Oosthoek encyclopedie

Oosthoek's Uitgevers Mij. N.V (1916-1925)

Gepubliceerd op 17-01-2019

Astrophotographie

betekenis & definitie

Astrophotographie - of photographie van den hemel. Reeds in de dagen der Daguerrotypie trachtte de Amerikaan Bond de maan te photographeeren(1850). Veel beter slaagden de maansopnamen (omstreeks 1860) van Rutherfurd, die ook van de zon en de helderste sterren uitstekende foto’s verkreeg.

Maar pas toen in 1871 de droge plaat (Broomzilvergelatine) werd uitgevonden, werd de a. van meer beteekenis.
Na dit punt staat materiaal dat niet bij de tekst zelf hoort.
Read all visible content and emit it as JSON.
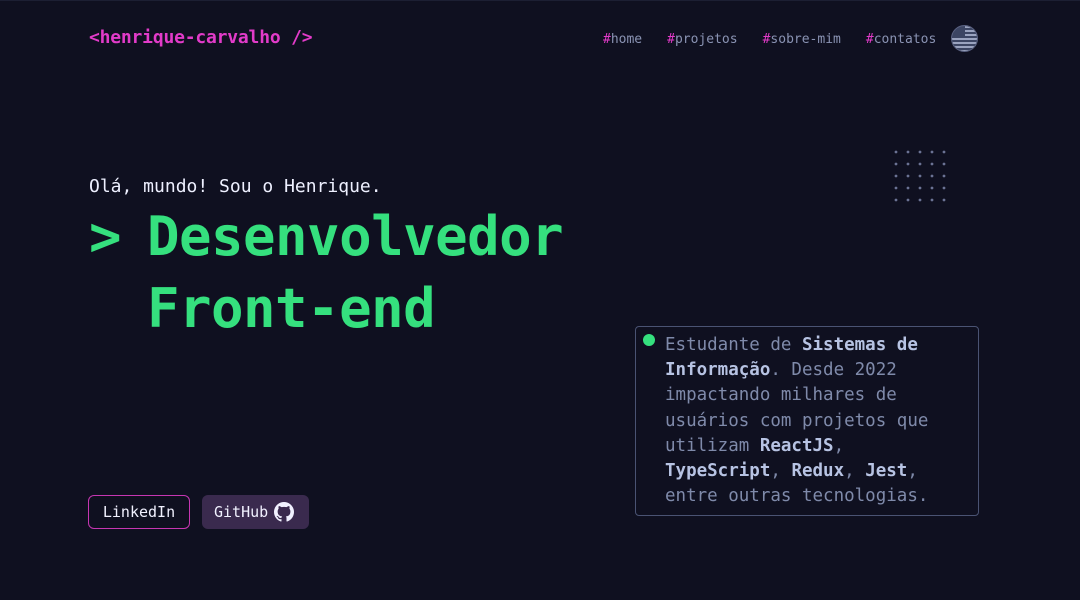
{
  "header": {
    "logo": "<henrique-carvalho />",
    "nav": [
      {
        "hash": "#",
        "label": "home"
      },
      {
        "hash": "#",
        "label": "projetos"
      },
      {
        "hash": "#",
        "label": "sobre-mim"
      },
      {
        "hash": "#",
        "label": "contatos"
      }
    ],
    "language_icon": "us-flag-icon"
  },
  "hero": {
    "greeting": "Olá, mundo! Sou o Henrique.",
    "prompt": ">",
    "role_line1": "Desenvolvedor",
    "role_line2": "Front-end"
  },
  "card": {
    "segments": [
      {
        "text": "Estudante de ",
        "bold": false
      },
      {
        "text": "Sistemas de Informação",
        "bold": true
      },
      {
        "text": ". Desde 2022 impactando milhares de usuários com projetos que utilizam ",
        "bold": false
      },
      {
        "text": "ReactJS",
        "bold": true
      },
      {
        "text": ", ",
        "bold": false
      },
      {
        "text": "TypeScript",
        "bold": true
      },
      {
        "text": ", ",
        "bold": false
      },
      {
        "text": "Redux",
        "bold": true
      },
      {
        "text": ", ",
        "bold": false
      },
      {
        "text": "Jest",
        "bold": true
      },
      {
        "text": ", entre outras tecnologias.",
        "bold": false
      }
    ]
  },
  "buttons": {
    "linkedin": "LinkedIn",
    "github": "GitHub",
    "github_icon": "github-icon"
  },
  "colors": {
    "background": "#0f1020",
    "accent_pink": "#e23bc9",
    "accent_green": "#35e07e",
    "muted_text": "#7f8aaa"
  }
}
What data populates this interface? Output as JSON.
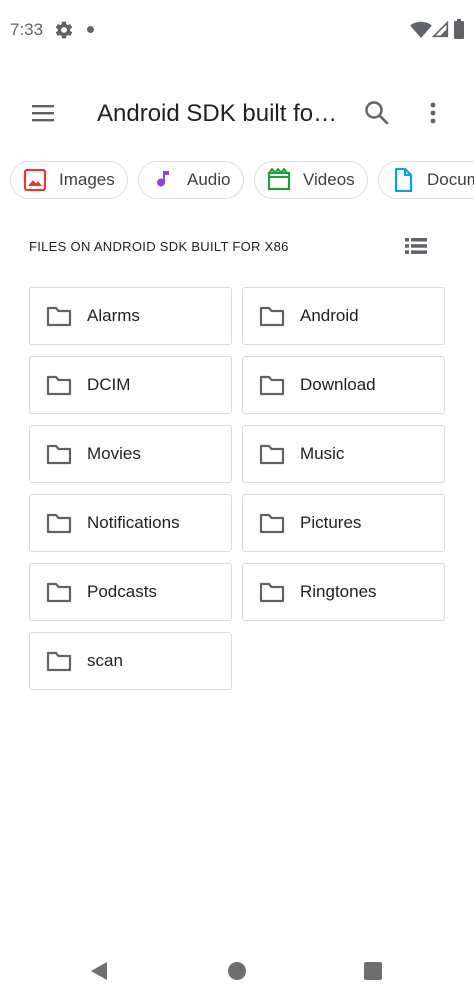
{
  "status_bar": {
    "time": "7:33",
    "icons": [
      "gear-icon",
      "notification-dot",
      "wifi-icon",
      "signal-icon",
      "battery-icon"
    ]
  },
  "toolbar": {
    "title": "Android SDK built fo…",
    "icons": [
      "menu-icon",
      "search-icon",
      "more-vert-icon"
    ]
  },
  "chips": [
    {
      "label": "Images",
      "icon": "image-icon",
      "color": "#e53935"
    },
    {
      "label": "Audio",
      "icon": "music-note-icon",
      "color": "#8e44e0"
    },
    {
      "label": "Videos",
      "icon": "movie-icon",
      "color": "#1e9e3e"
    },
    {
      "label": "Docum",
      "icon": "document-icon",
      "color": "#03a9d4"
    }
  ],
  "section": {
    "title": "FILES ON ANDROID SDK BUILT FOR X86",
    "view_toggle_icon": "list-view-icon"
  },
  "folders": [
    {
      "name": "Alarms"
    },
    {
      "name": "Android"
    },
    {
      "name": "DCIM"
    },
    {
      "name": "Download"
    },
    {
      "name": "Movies"
    },
    {
      "name": "Music"
    },
    {
      "name": "Notifications"
    },
    {
      "name": "Pictures"
    },
    {
      "name": "Podcasts"
    },
    {
      "name": "Ringtones"
    },
    {
      "name": "scan"
    }
  ],
  "nav_bar": {
    "icons": [
      "back-icon",
      "home-icon",
      "recents-icon"
    ]
  }
}
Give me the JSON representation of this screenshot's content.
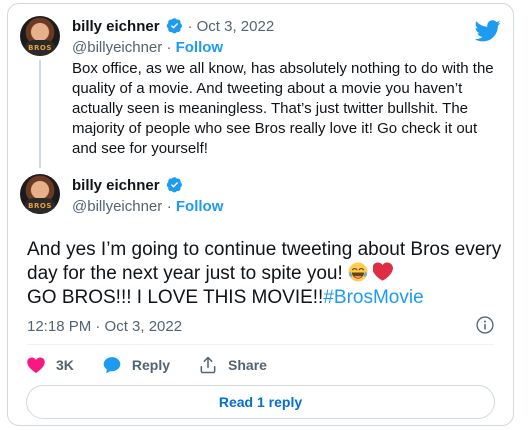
{
  "colors": {
    "accent": "#1d9bf0",
    "text": "#0f1419",
    "muted": "#536471",
    "heart": "#f91880",
    "border": "#cfd9de"
  },
  "parent_tweet": {
    "display_name": "billy eichner",
    "separator": " · ",
    "date": "Oct 3, 2022",
    "handle": "@billyeichner",
    "follow_label": "Follow",
    "avatar_jersey_text": "BROS",
    "text": "Box office, as we all know, has absolutely nothing to do with the quality of a movie. And tweeting about a movie you haven’t actually seen is meaningless. That’s just twitter bullshit. The majority of people who see Bros really love it! Go check it out and see for yourself!"
  },
  "main_tweet": {
    "display_name": "billy eichner",
    "handle": "@billyeichner",
    "follow_label": "Follow",
    "avatar_jersey_text": "BROS",
    "text_part1": "And yes I’m going to continue tweeting about Bros every day for the next year just to spite you! ",
    "text_part2": "GO BROS!!! I LOVE THIS MOVIE!!",
    "hashtag": "#BrosMovie",
    "timestamp": "12:18 PM · Oct 3, 2022"
  },
  "actions": {
    "like_count": "3K",
    "reply_label": "Reply",
    "share_label": "Share"
  },
  "read_replies_label": "Read 1 reply",
  "icons": [
    "twitter-logo-icon",
    "verified-badge-icon",
    "info-icon",
    "heart-icon",
    "reply-bubble-icon",
    "share-icon",
    "laughing-emoji-icon",
    "red-heart-emoji-icon"
  ]
}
Haar voordeelen boven de visueele waarneming zijn tweëerlei:

1) Er wordt een afbeelding verkregen, die, onder zekere voorzorgsmaatregelen uitgemeten, met veel grootere snelheid een veel grootere nauwkeurigheid doet bereiken, dan de visueele waarneming vermag te geven. Terwijl de nauwkeurigheid van den katalogus der Astronomischen Gesellschaft 1" bedraagt, is photographisch gemakkelijk een nauwkeurigheid van 0,1" te bereiken.
2) Door de blootstelling vele uren voort te zetten, worden zwakke voorwerpen afgebeeld (sterren, nevelvlekken), die voor het oog in de sterkste kijkers onzichtbaar blijven. De photographische kijker moet aan vele eischen voldoen. Het objectief moet blauwe en violette stralen in één brandpunt vereenigen, zoodat de visueele kijker zonder meer niet dienstig is. De opstelling kan niet die van den gewonen visueelen Parallaktischen kijker zijn, die als een ster dicht bij den meridiaan komt, tegen den voet stuit. Bovenal is noodig een voortreffelijk uurwerk. Maar zelfs met zulk een uurwerk is het, al was het alleen maar om de verandering der straalbreking in den dampkring, noodzakelijk, aldoor (d.i. dus soms vele uren lang) den stand des kijkers te contrôleeren, ten einde zeker te zijn, dat éénzelfde ster altijd op hetzelfde punt der plaat valt. Dit wordt bereikt door een leidkijker, die, van dezelfde afmetingen als de photografische kijker, dezen tot een tweelingkijker maakt. Nadat ook Rutherfurd al omstreeks 1865 sterren gephotografeerd had, en de gebroeders Henry te Parijs sedert 1884 hadden laten zien, wat in deze richting te bereiken was, kwam er in 1887 een congres voor de vervaardiging van een photografische carte du Ciel te Parijs bijeen.

Door de samenwerking van een 20-tal sterrewachten in N.- en Z.-halfrond zullen twee atlassen samengesteld worden, één tot de 11e grootte (1 minuut expositie in kijkers van 34 c.M. opening en 343 c.M. brandpuntsafstand) en één tot de 14e grootte (15 min. expositie). De eerste atlas zal naar schatting ongeveer 1 millioen, de tweede 10 tot 15 millioen sterren tellen. Reeds zijn er honderden kaarten van den uitvoerigen atlas verschenen. Behalve de nauwkeurige plaatsbepaling is ook de grootte-schatting doel van de a. Reeds in 1857 wees Bond er op, dat sterren van verschillende helderheid schijfjes van verschillende afmeting op de plaat geven. Met voordeel wordt tegenwoordig bij voorkeur gelet op de dichtheid van het zilverneerslag in het sterreschijfje (Schwärzung). Wordt eindelijk een geel glas vóór de plaat geplaatst, dat de violette stralen tegenhoudt, dan kan de vergelijking van de „witte” met de „gele” opname een bepaling van de kleur der ster geven (colour index, Farbentönung).

De zeer hooge nauwkeurigheid van de uitkomsten der a. hebben tot verschillende andere toepassingen geleid. Voor de bepaling van parallaxis en eigenbeweging der sterren, en van de parallaxis der zon laat zij de visueele waarneming verre achter zich. Aan de a. dankt men verder de ontdekking van honderden planetoïden en een inzicht in den bouw van sterrenhoopen, nevelvlekken, den Melkweg, de staarten der kometen, de corona der zon, waarvan men een halve eeuw geleden niet durfde droomen. Ook voor de studie der oppervlakte van zon en maan en der lichtbommen van veranderlijke sterren is de a. van onschatbare waarde gebleken, bovenal voor het onderzoek van de spectra der hemellichamen (zie SPECTROGRAPHIE). Handboek: J. Scheiner, Die Photographie der Gestirne (Leipzig 1897).